萱場(木村) 桃子(カヤバ モモコ) 近藤 正英(コンドウ マサヒデ) 本田 靖(ホンダ ヤスシ)

目的 高齢者における熱中症予防行動の実態を明らかにし,さらにシール型温度計の配布が高齢者の熱中症予防における意識や行動を変容させるか評価することを目的とした。

方法 2013年7月に埼玉県A市の住民基本台帳から無作為抽出した65歳以上の高齢者2,124名に郵送で質問票を送付し,2012年夏季の熱中症予防行動について尋ねた。介入群(1,018名)にはシール型温度計を同封した。9月に同様の質問票を送付し,2012年と2013年の熱中症予防行動の比較,また,シール型温度計配布による介入効果を検討した。

結果 有効回答数は989名(有効回答率46.6%)であった。対象者は65-84歳(平均年齢72.5±4.9歳)の男性433名(43.8%),女性556名(56.2%)であった。2012年と2013年の行動を比較すると,エアコン使用時間,エアコン使用開始温度,エアコン設定温度,室温測定で差が認められた。飲水行動については,「喉が渇かなくても時々/定期的に水をよく飲むようにした」との回答が95%以上を占めており,2012年と2013年に差は認められなかった。シール型温度計を配布した介入群では対照群に比べ,2013年のエアコン使用開始室温「暑いと感じたら」,エアコン設定温度「一定の設定温度で決めていない」との回答が少なかった。また,対照群(62.1%)に比べ,介入群では2013年に温度計を「よく見る」と回答した人が75.1%と多かった。

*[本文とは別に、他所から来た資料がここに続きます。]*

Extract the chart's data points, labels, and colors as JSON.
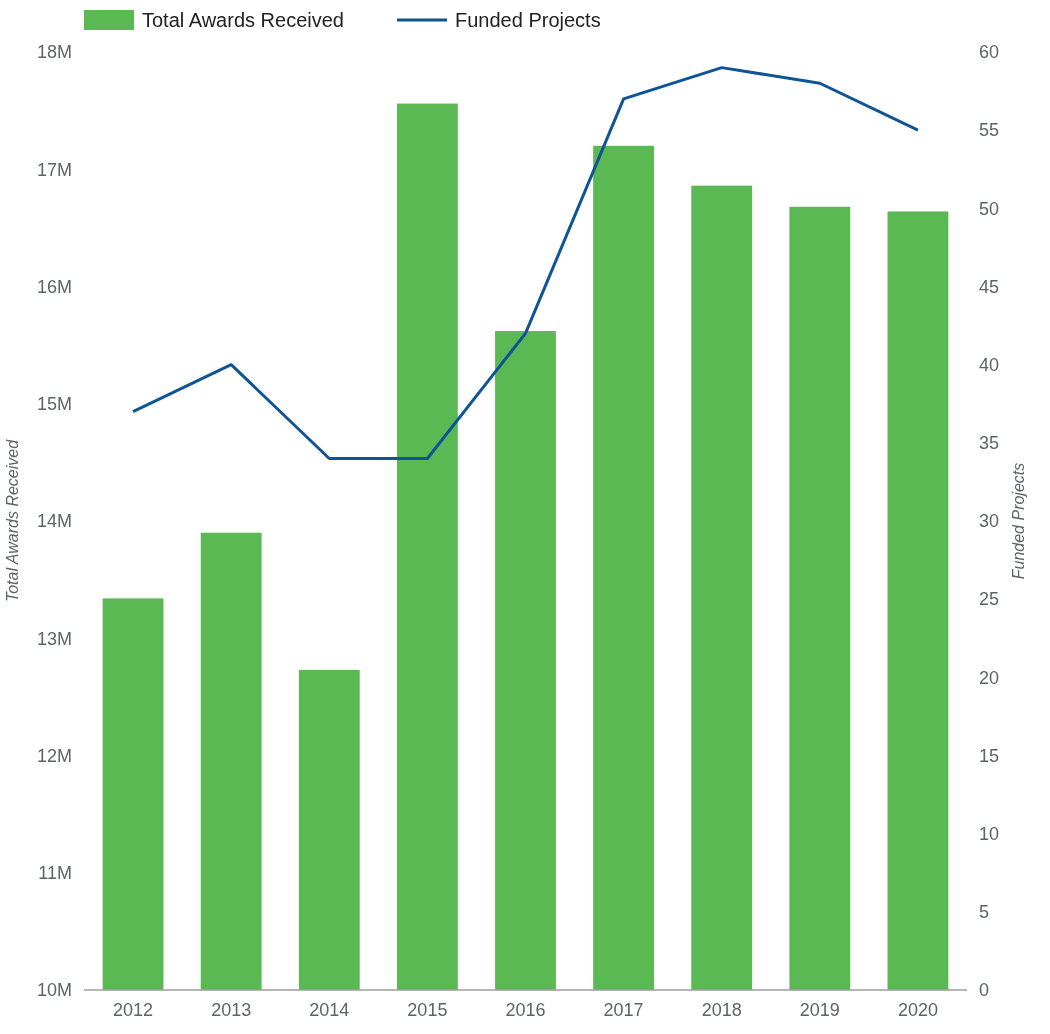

結論 高齢者の熱中症予防行動の実態が明らかになった。シール型温度計配布による介入は高齢者の室温に対する意識を変化させる可能性が示唆された。安価で大量に作成および配布することが可能であるため,大規模集団における熱中症予防に向けた啓発に一定の効果はあると考えられるが,介入群の25%は温度計をあまり見ていなかったという結果を踏まえると,シール型温度計の配布だけでは高齢者の熱中症予防対策としては不十分である。今後,高齢者の熱中症予防行動の変容につながる効果的な介入方法について,さらなる検討が必要である。